Among those whom he visits is the irrepressible Vanda, now relocated to a fresh white room. A pointed contrast from her famed older habitation, her new digs lack the same ever-palpable energy that had continually spilled in from the Fontainhas streets. Vanda herself seems considerably older and more worn down, but she’s kicked her drug habit, is now on methadone treatment and has a baby daughter. The story of that child’s birth, which the mother narrates in one breathless monologue, is the film’s choice highlight. As Vanda’s voice rings out in its measured, gravely cadence, reporting on the difficulty of the delivery, her extended post-partum stay in the hospital and her defying of hospital authorities to sneak off and see her baby, she asserts her place as the vital heart of not only the current film, in which, for the first time, she’s asked to play a supporting role, but for the whole of Costa’s remarkable body of work.

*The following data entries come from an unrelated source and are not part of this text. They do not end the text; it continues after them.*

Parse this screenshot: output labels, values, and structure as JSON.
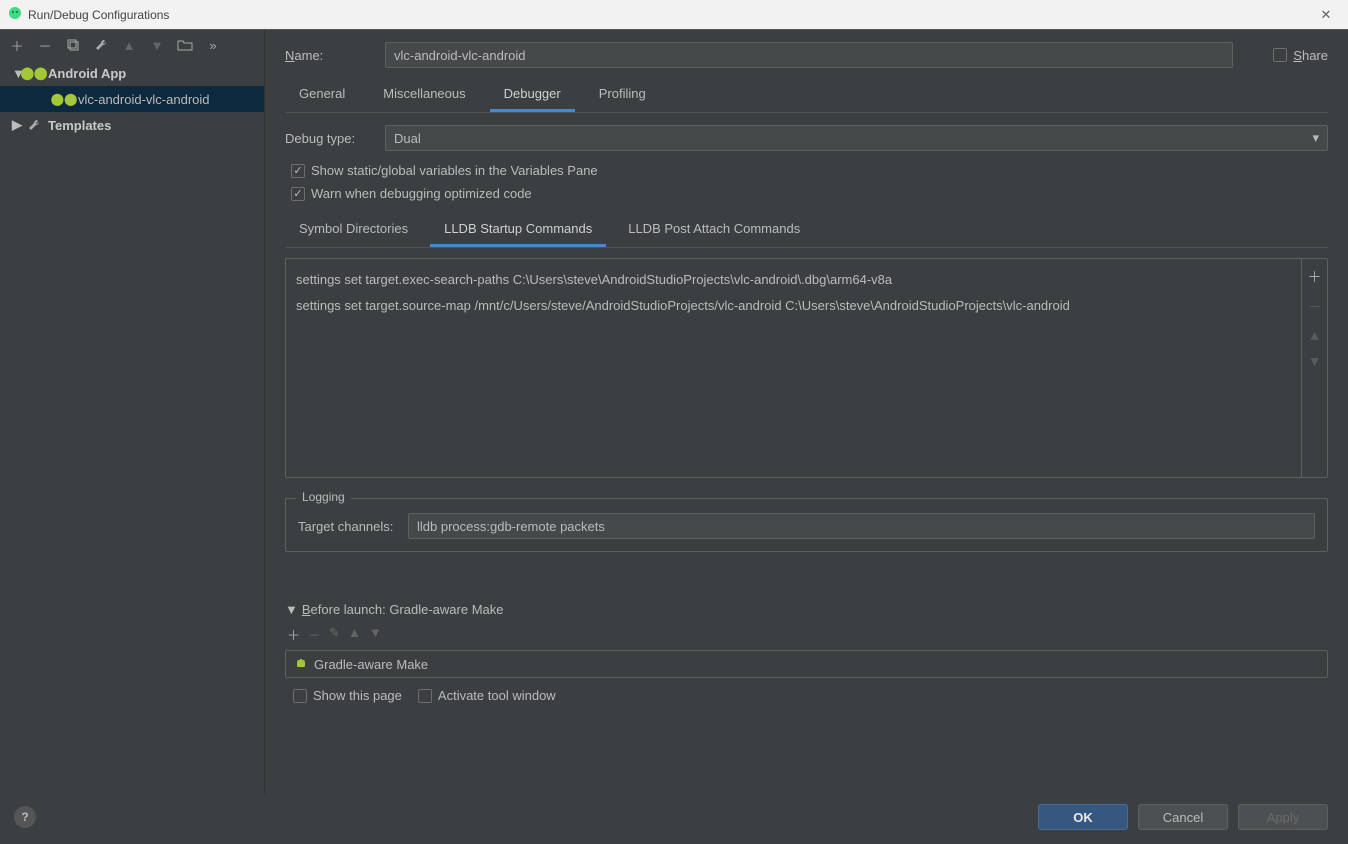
{
  "window": {
    "title": "Run/Debug Configurations"
  },
  "share_label": "Share",
  "sidebar": {
    "android_app": "Android App",
    "config_name": "vlc-android-vlc-android",
    "templates": "Templates"
  },
  "name_label": "Name:",
  "name_value": "vlc-android-vlc-android",
  "tabs": {
    "general": "General",
    "misc": "Miscellaneous",
    "debugger": "Debugger",
    "profiling": "Profiling"
  },
  "debug_type_label": "Debug type:",
  "debug_type_value": "Dual",
  "check_static": "Show static/global variables in the Variables Pane",
  "check_warn": "Warn when debugging optimized code",
  "subtabs": {
    "symbol": "Symbol Directories",
    "startup": "LLDB Startup Commands",
    "postattach": "LLDB Post Attach Commands"
  },
  "startup_commands": [
    "settings set target.exec-search-paths C:\\Users\\steve\\AndroidStudioProjects\\vlc-android\\.dbg\\arm64-v8a",
    "settings set target.source-map /mnt/c/Users/steve/AndroidStudioProjects/vlc-android C:\\Users\\steve\\AndroidStudioProjects\\vlc-android"
  ],
  "logging_legend": "Logging",
  "target_channels_label": "Target channels:",
  "target_channels_value": "lldb process:gdb-remote packets",
  "before_launch": {
    "title": "Before launch: Gradle-aware Make",
    "item": "Gradle-aware Make",
    "show_this_page": "Show this page",
    "activate_tool_window": "Activate tool window"
  },
  "buttons": {
    "ok": "OK",
    "cancel": "Cancel",
    "apply": "Apply"
  }
}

All three films appear in either restored or remastered versions. The new high-definition restoration of the 35mm Ossos brings out the work's luminous compositions and stippled textures, while the remasters of the digital movies have the effect of highlighting some of the camera's technical limitations, particularly in dimly lit indoor scenes. This is especially true of In Vanda's Room, in which pixilation is a not-uncommon feature, but these apparent limitations have their own expressive function and the image is likely pretty close to the way they originally looked. (I can only vouch for Colossal Youth, the only one of the three I've seen projected theatrically.) The sound is crisp, picking up all the incidental audio details so characteristic of the films and which do nearly as much as the visuals to evoke the trilogy's particular sense of place.

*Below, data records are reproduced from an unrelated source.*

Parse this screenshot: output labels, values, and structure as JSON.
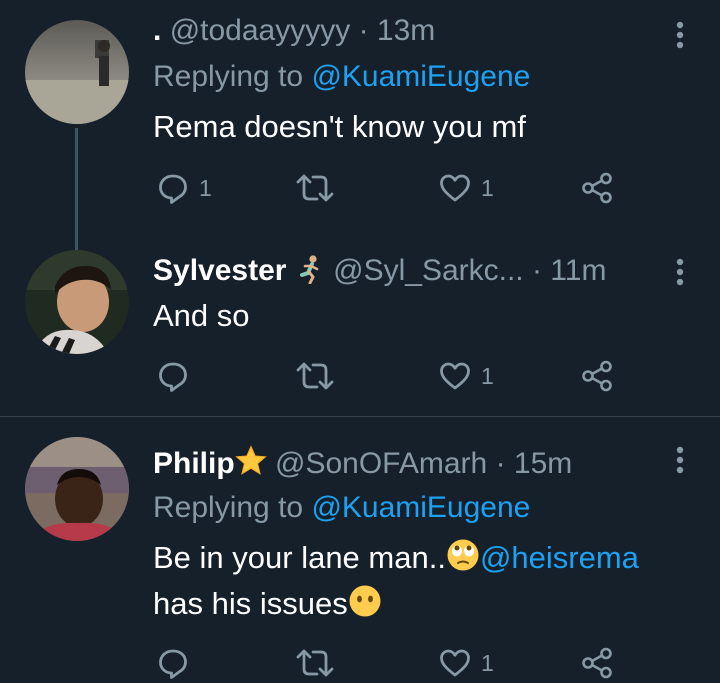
{
  "tweets": [
    {
      "display_name": ".",
      "handle": "@todaayyyyy",
      "time": "· 13m",
      "replying_prefix": "Replying to",
      "replying_to": "@KuamiEugene",
      "text": "Rema doesn't know you mf",
      "reply_count": "1",
      "retweet_count": "",
      "like_count": "1"
    },
    {
      "display_name": "Sylvester",
      "name_emoji": "person-running-emoji",
      "handle": "@Syl_Sarkc...",
      "time": "· 11m",
      "text": "And so",
      "reply_count": "",
      "retweet_count": "",
      "like_count": "1"
    },
    {
      "display_name": "Philip",
      "name_emoji": "star-emoji",
      "handle": "@SonOFAmarh",
      "time": "· 15m",
      "replying_prefix": "Replying to",
      "replying_to": "@KuamiEugene",
      "text_line1": "Be in your lane man..",
      "text_emoji1": "face-with-rolling-eyes-emoji",
      "text_mention": "@heisrema",
      "text_line2": "has his issues",
      "text_emoji2": "face-without-mouth-emoji",
      "reply_count": "",
      "retweet_count": "",
      "like_count": "1"
    }
  ],
  "colors": {
    "background": "#15202b",
    "secondary_text": "#8899a6",
    "link": "#1da1f2",
    "divider": "#38444d",
    "thread_line": "#3d5466"
  }
}
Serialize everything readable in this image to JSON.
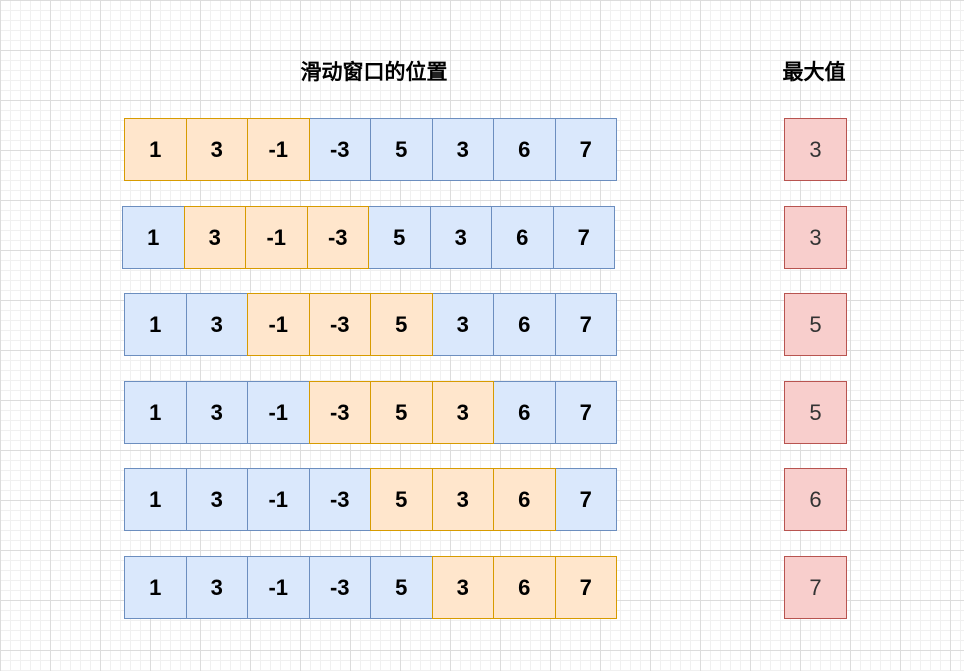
{
  "headers": {
    "window_position": "滑动窗口的位置",
    "max_value": "最大值"
  },
  "array": [
    "1",
    "3",
    "-1",
    "-3",
    "5",
    "3",
    "6",
    "7"
  ],
  "window_size": 3,
  "steps": [
    {
      "window_start": 0,
      "max": "3"
    },
    {
      "window_start": 1,
      "max": "3"
    },
    {
      "window_start": 2,
      "max": "5"
    },
    {
      "window_start": 3,
      "max": "5"
    },
    {
      "window_start": 4,
      "max": "6"
    },
    {
      "window_start": 5,
      "max": "7"
    }
  ],
  "colors": {
    "outside_fill": "#dae8fc",
    "outside_stroke": "#6c8ebf",
    "window_fill": "#ffe6cc",
    "window_stroke": "#d79b00",
    "max_fill": "#f8cecc",
    "max_stroke": "#b85450"
  }
}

Criterion's latest deluxe set contains a typically rich assortment of extras of which the most valuable are probably the three short pieces that Pedro Costa made during his stay in Fontainhas. These include the mirror-image films Tarrafal and The Rabbit Hunters, which draw on the same stock of footage to tell a story of cultural dispossession from two different perspectives as well as the two-screen video installation Little Boy Male, Little Girl Female, which effectively pairs outtakes from In Vanda's Room and Colossal Youth to juxtapose indoor and outdoor scenes of neighborhood life, even if this last work has something of the feel of a director seeing how many ways he can sell the same material. Also valuable are Aurélien Gerbault's full-length portrait of the director at work, All Blossoms Again, video discussions and a commentary track (on In Vanda's Room) by Costa and Jean-Pierra Gorin, and a first-rate video essay on Ossos by visual artist Jeff Wall. Add in selected-scene audio commentary on Colossal Youth, a pair of additional video interviews on Ossos, photo galleries, theatrical trailers, and a book that contains six essays, five of which were written specifically for the set, and it's more than enough to satisfy even the most demanding Costa fan.
Criterion's lavish latest proves that the company is every bit as committed in their treatment of contemporary filmmakers as they are with the old masters.